We can pass reference of an array to a function like:
void f(int (&a)[5]);
int x[5];
f(x); //okay
int y[6];
f(y); //error - type of y is not `int (&)[5]`.
Or even better, we can write a function template:
template<size_t N>
void f(int (&a)[N]); //N is size of the array!
int x[5];
f(x); //okay - N becomes 5
int y[6];
f(y); //okay - N becomes 6
Now my question is, how to return reference of an array from a function?
I want to return array of folllowing types from a function:
int a[N];
int a[M][N];
int (*a)[N];
int (*a)[M][N];
where M and N is known at compile time!
What are general rules for passing and returning compile-time reference of an array to and from a function? How can we pass reference of an array of type int (*a)[M][N] to a function?
EDIT:
Adam commented : int (*a)[N] is not an array, it's a pointer to an array.
Yes. But one dimension is known at compile time! How can we pass this information which is known at compile time, to a function?

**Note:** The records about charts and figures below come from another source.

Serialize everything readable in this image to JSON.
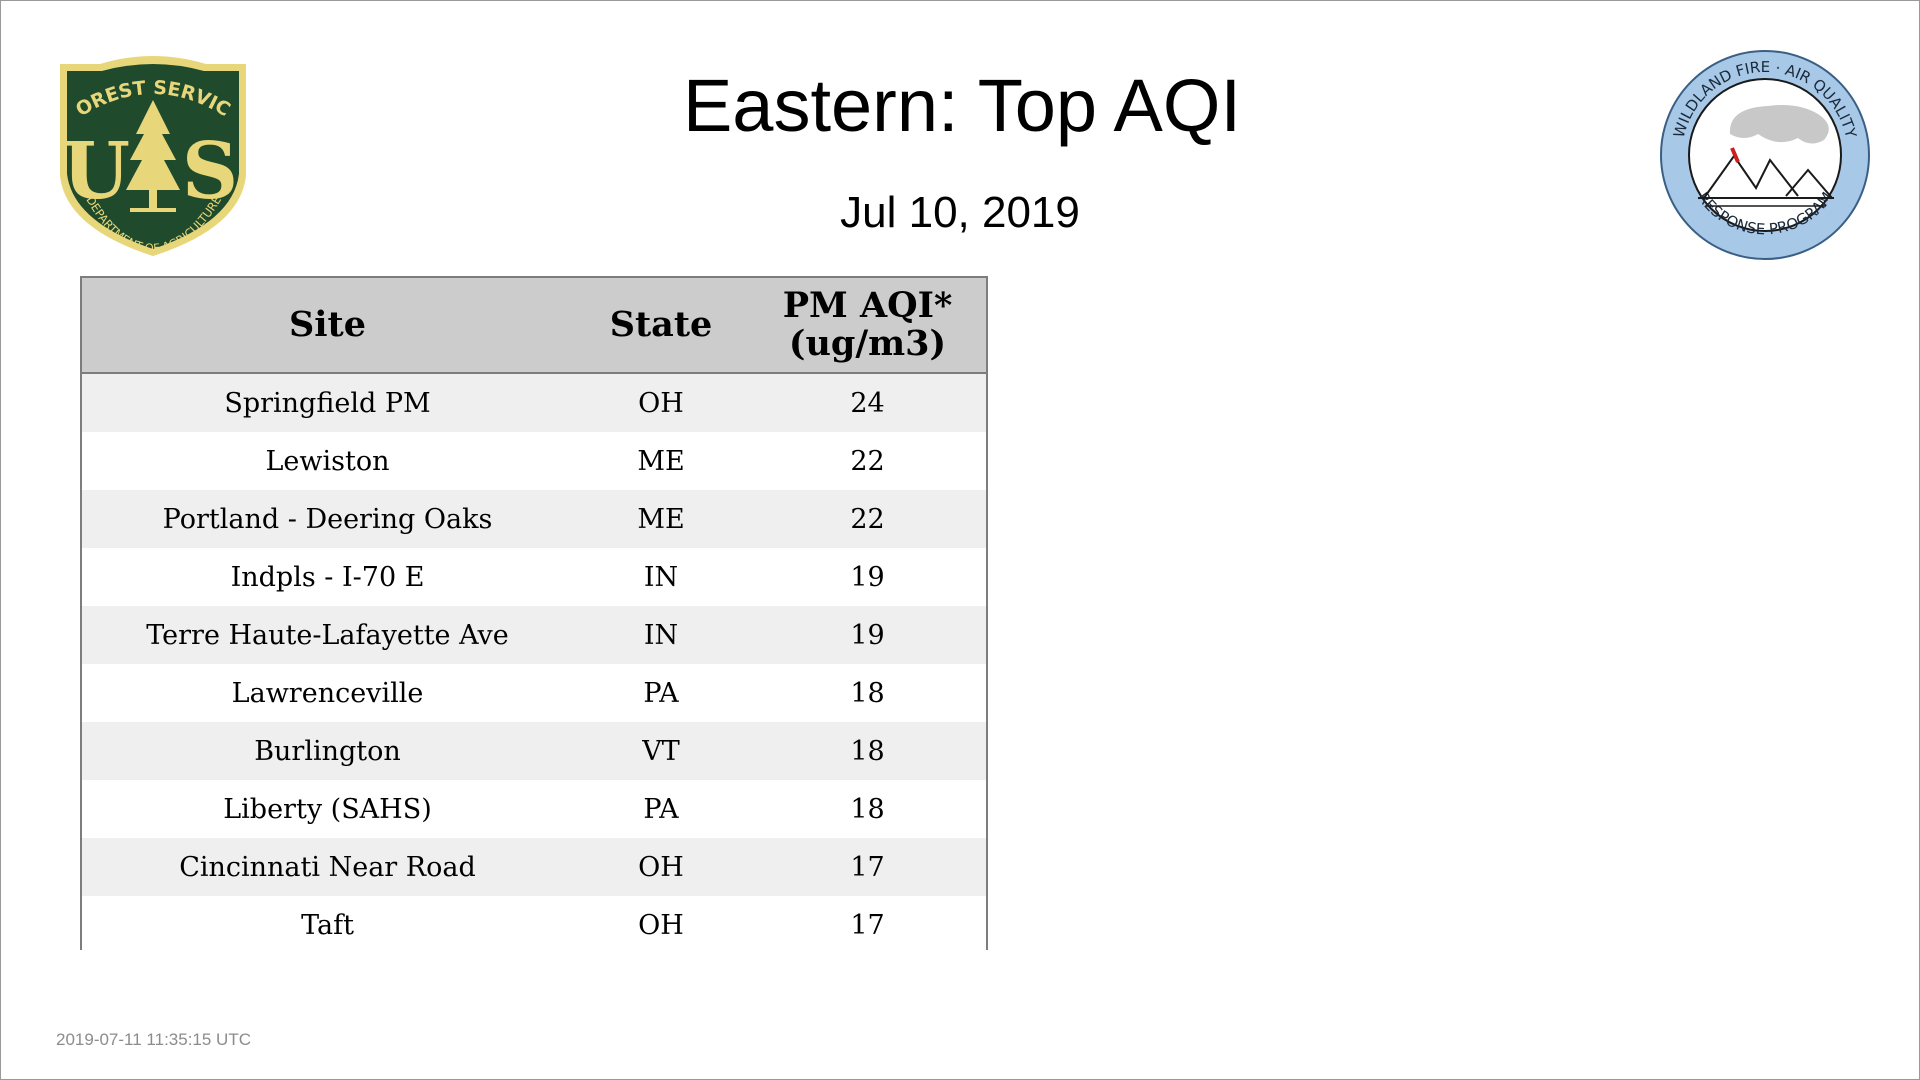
{
  "header": {
    "title": "Eastern: Top AQI",
    "date": "Jul 10, 2019"
  },
  "logos": {
    "forest_service": {
      "icon": "forest-service-shield-logo",
      "top_text": "FOREST SERVICE",
      "bottom_text": "DEPARTMENT OF AGRICULTURE",
      "letters": "US"
    },
    "wildland_fire": {
      "icon": "wildland-fire-air-quality-logo",
      "top_text": "WILDLAND FIRE · AIR QUALITY",
      "bottom_text": "RESPONSE PROGRAM"
    }
  },
  "table": {
    "headers": {
      "site": "Site",
      "state": "State",
      "pm_line1": "PM AQI*",
      "pm_line2": "(ug/m3)"
    },
    "rows": [
      {
        "site": "Springfield PM",
        "state": "OH",
        "aqi": "24"
      },
      {
        "site": "Lewiston",
        "state": "ME",
        "aqi": "22"
      },
      {
        "site": "Portland - Deering Oaks",
        "state": "ME",
        "aqi": "22"
      },
      {
        "site": "Indpls - I-70 E",
        "state": "IN",
        "aqi": "19"
      },
      {
        "site": "Terre Haute-Lafayette Ave",
        "state": "IN",
        "aqi": "19"
      },
      {
        "site": "Lawrenceville",
        "state": "PA",
        "aqi": "18"
      },
      {
        "site": "Burlington",
        "state": "VT",
        "aqi": "18"
      },
      {
        "site": "Liberty (SAHS)",
        "state": "PA",
        "aqi": "18"
      },
      {
        "site": "Cincinnati Near Road",
        "state": "OH",
        "aqi": "17"
      },
      {
        "site": "Taft",
        "state": "OH",
        "aqi": "17"
      }
    ]
  },
  "footer": {
    "timestamp": "2019-07-11 11:35:15 UTC"
  },
  "colors": {
    "header_bg": "#cccccc",
    "row_alt_bg": "#efefef",
    "fs_green": "#1f4a2b",
    "fs_gold": "#e8d67a",
    "wf_blue": "#a8c8e8"
  }
}
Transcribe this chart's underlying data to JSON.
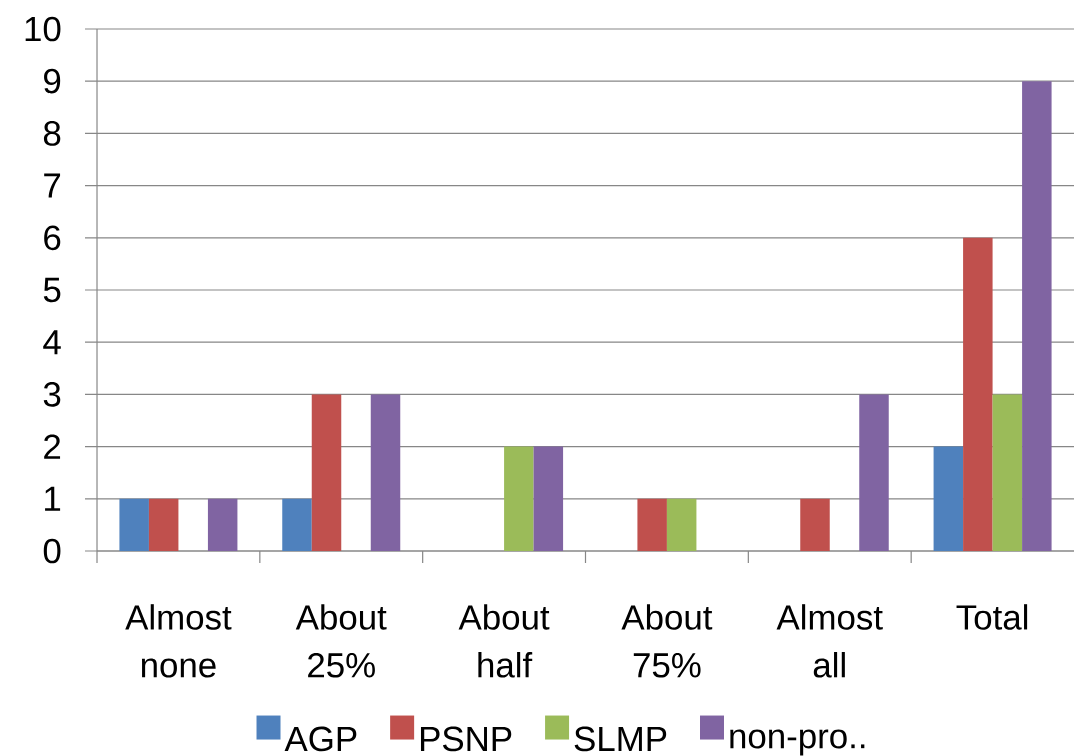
{
  "chart_data": {
    "type": "bar",
    "categories": [
      "Almost none",
      "About 25%",
      "About half",
      "About 75%",
      "Almost all",
      "Total"
    ],
    "series": [
      {
        "name": "AGP",
        "color": "#4f81bd",
        "values": [
          1,
          1,
          0,
          0,
          0,
          2
        ]
      },
      {
        "name": "PSNP",
        "color": "#c0504d",
        "values": [
          1,
          3,
          0,
          1,
          1,
          6
        ]
      },
      {
        "name": "SLMP",
        "color": "#9bbb59",
        "values": [
          0,
          0,
          2,
          1,
          0,
          3
        ]
      },
      {
        "name": "non-pro..",
        "color": "#8064a2",
        "values": [
          1,
          3,
          2,
          0,
          3,
          9
        ]
      }
    ],
    "ylim": [
      0,
      10
    ],
    "yticks": [
      0,
      1,
      2,
      3,
      4,
      5,
      6,
      7,
      8,
      9,
      10
    ],
    "grid": "y",
    "legend": "bottom"
  }
}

If you want to return a reference to an array from a function, the declaration would look like this:
// an array
int global[10];
// function returning a reference to an array
int (&f())[10] {
return global;
}
The declaration of a function returning a reference to an array looks the same as the declaration of a variable that is a reference to an array - only that the function name is followed by (), which may contain parameter declarations:
int (&variable)[1][2];
int (&functionA())[1][2];
int (&functionB(int param))[1][2];
Such declarations can be made much clearer by using a typedef:
typedef int array_t[10];
array_t& f() {
return global;
}
If you want it to get really confusing, you can declare a function that takes a reference to an array and also returns such a reference:
template<int N, int M>
int (&f(int (¶m)[M][N]))[M][N] {
return param;
}
Pointers to arrays work the same, only that they use * instead of &.